As mentioned, the problem with oral thiamine is the reason why there's a deficiency is alcohol can damage the small intestine making hurting it's ability to absorb thiamine, so then what's the point of oral thiamine? I'd give it anyways just in case, but don't expect it to be absorbed well unless the patient stops drinking alcohol giving the SI time to heal.

BTW, while in college, I drank a few shots of vodka on an empty stomach, next day had bloody stool, and for the next month despite eating 4+ huge meals a day, I was still losing weight. I figured the vodka might've damaged my SI.
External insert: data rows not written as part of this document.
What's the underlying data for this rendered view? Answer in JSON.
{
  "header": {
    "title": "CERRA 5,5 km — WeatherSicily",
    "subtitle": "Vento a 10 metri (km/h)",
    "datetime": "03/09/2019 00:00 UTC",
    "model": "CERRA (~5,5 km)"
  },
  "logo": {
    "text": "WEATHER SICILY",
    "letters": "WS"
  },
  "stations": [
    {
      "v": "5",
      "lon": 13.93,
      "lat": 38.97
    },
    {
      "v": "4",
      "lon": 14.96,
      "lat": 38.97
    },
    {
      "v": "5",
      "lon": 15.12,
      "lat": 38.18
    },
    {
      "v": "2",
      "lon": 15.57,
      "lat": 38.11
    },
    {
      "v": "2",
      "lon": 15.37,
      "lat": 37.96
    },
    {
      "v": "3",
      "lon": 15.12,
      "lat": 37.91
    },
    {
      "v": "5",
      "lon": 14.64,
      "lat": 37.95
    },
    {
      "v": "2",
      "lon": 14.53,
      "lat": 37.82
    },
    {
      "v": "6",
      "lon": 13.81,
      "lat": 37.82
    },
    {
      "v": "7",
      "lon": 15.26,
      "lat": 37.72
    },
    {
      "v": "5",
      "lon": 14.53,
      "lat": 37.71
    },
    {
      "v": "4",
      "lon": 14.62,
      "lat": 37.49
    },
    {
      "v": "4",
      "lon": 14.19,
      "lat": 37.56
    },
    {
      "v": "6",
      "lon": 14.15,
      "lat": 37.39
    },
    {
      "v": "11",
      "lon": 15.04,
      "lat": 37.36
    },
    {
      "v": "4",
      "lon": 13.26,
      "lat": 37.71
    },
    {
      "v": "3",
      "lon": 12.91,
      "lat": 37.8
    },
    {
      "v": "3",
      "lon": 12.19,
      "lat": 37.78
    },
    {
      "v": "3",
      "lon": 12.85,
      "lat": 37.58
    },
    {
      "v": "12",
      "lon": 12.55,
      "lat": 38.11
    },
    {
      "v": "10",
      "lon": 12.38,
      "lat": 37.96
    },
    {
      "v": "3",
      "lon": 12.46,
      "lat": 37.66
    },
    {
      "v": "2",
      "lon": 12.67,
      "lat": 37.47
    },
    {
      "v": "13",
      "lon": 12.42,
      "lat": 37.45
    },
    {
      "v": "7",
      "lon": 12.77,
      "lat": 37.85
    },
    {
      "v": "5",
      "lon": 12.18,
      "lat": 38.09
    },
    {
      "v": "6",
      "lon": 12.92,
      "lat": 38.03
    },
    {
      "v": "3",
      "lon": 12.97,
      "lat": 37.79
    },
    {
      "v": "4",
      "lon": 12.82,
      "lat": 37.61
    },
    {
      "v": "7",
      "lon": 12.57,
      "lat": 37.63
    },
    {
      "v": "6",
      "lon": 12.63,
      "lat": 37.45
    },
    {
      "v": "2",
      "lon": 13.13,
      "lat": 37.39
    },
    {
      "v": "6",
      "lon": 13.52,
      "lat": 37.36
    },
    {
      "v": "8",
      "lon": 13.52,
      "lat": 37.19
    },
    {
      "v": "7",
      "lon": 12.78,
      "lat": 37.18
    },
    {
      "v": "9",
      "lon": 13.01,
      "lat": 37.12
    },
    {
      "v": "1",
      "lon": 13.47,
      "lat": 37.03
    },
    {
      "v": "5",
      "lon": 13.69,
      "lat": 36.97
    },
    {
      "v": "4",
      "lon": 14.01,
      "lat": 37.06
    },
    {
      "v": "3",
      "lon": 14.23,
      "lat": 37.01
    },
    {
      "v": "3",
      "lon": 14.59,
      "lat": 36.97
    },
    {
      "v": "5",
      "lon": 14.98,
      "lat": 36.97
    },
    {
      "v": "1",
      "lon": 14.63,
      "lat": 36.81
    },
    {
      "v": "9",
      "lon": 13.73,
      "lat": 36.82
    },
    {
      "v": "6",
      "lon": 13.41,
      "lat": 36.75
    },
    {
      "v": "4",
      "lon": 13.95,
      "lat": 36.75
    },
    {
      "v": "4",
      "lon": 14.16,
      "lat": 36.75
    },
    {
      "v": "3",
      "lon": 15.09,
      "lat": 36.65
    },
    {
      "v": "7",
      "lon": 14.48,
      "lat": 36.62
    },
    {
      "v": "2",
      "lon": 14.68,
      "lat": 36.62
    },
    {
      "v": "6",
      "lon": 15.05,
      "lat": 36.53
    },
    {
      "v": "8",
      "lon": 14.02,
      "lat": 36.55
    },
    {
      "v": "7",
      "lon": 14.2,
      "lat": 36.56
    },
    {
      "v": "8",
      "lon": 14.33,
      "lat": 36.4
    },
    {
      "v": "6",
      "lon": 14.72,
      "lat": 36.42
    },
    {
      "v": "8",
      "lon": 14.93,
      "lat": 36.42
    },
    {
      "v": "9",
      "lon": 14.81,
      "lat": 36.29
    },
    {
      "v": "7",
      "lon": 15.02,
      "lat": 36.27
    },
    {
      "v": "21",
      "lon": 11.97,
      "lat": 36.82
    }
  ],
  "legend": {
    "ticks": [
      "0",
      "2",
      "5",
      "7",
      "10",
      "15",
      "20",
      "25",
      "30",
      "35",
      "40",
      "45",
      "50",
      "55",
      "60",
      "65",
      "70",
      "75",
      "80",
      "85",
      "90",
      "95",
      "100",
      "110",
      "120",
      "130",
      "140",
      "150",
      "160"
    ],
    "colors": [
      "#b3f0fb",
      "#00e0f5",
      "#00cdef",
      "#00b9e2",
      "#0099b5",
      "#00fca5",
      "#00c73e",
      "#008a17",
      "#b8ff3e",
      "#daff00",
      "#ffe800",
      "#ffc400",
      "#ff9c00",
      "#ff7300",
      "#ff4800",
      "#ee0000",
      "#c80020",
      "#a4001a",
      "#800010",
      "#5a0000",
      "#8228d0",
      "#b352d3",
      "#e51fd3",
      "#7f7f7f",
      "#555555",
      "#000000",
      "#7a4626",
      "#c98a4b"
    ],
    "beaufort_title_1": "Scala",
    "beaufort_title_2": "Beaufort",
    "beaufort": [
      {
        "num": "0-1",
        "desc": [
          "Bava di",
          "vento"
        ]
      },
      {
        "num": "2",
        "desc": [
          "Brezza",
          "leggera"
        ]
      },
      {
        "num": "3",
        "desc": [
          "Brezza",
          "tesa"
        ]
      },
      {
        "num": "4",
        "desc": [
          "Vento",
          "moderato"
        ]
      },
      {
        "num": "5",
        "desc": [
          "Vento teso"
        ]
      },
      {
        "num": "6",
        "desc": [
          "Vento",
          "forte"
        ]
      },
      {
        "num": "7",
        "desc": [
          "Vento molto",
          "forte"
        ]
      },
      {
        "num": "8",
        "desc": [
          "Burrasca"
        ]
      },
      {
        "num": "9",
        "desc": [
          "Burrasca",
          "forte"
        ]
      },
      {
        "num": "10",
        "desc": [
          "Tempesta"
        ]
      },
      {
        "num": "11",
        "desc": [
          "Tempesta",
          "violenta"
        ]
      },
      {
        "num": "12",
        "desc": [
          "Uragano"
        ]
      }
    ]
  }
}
This, except I never did anything like that with alcohol. People really underestimate what it can do even in a period of 3-4 weeks.
 
I never saw a thiamine deficiency ever in anyone where the problem was beer. I've only seen it if it was hard liquor. I'd still be liberal with giving out thiamine. If the patient didn't need it you didn't cause any real harm. If you missed a thiamine deficiency the patient could suffer the consequences for the rest of their life.
 
Appreciate the discussion. New question--in a patient who developed wernicke's while on PO thiamine 100mg daily, what oral dosing would you keep them on in the future?
Like Whopper said, for some people PO isn't going to work. For that person I'd recommend they get regular IM thiamine. I've had a couple of patients who chronically received IM thiamine weekly to monthly. Most of them were d/t concurrent GI disorders, but I do recall one at our VA in residency who got them every few weeks and GI issues seemed to be caused by AUD.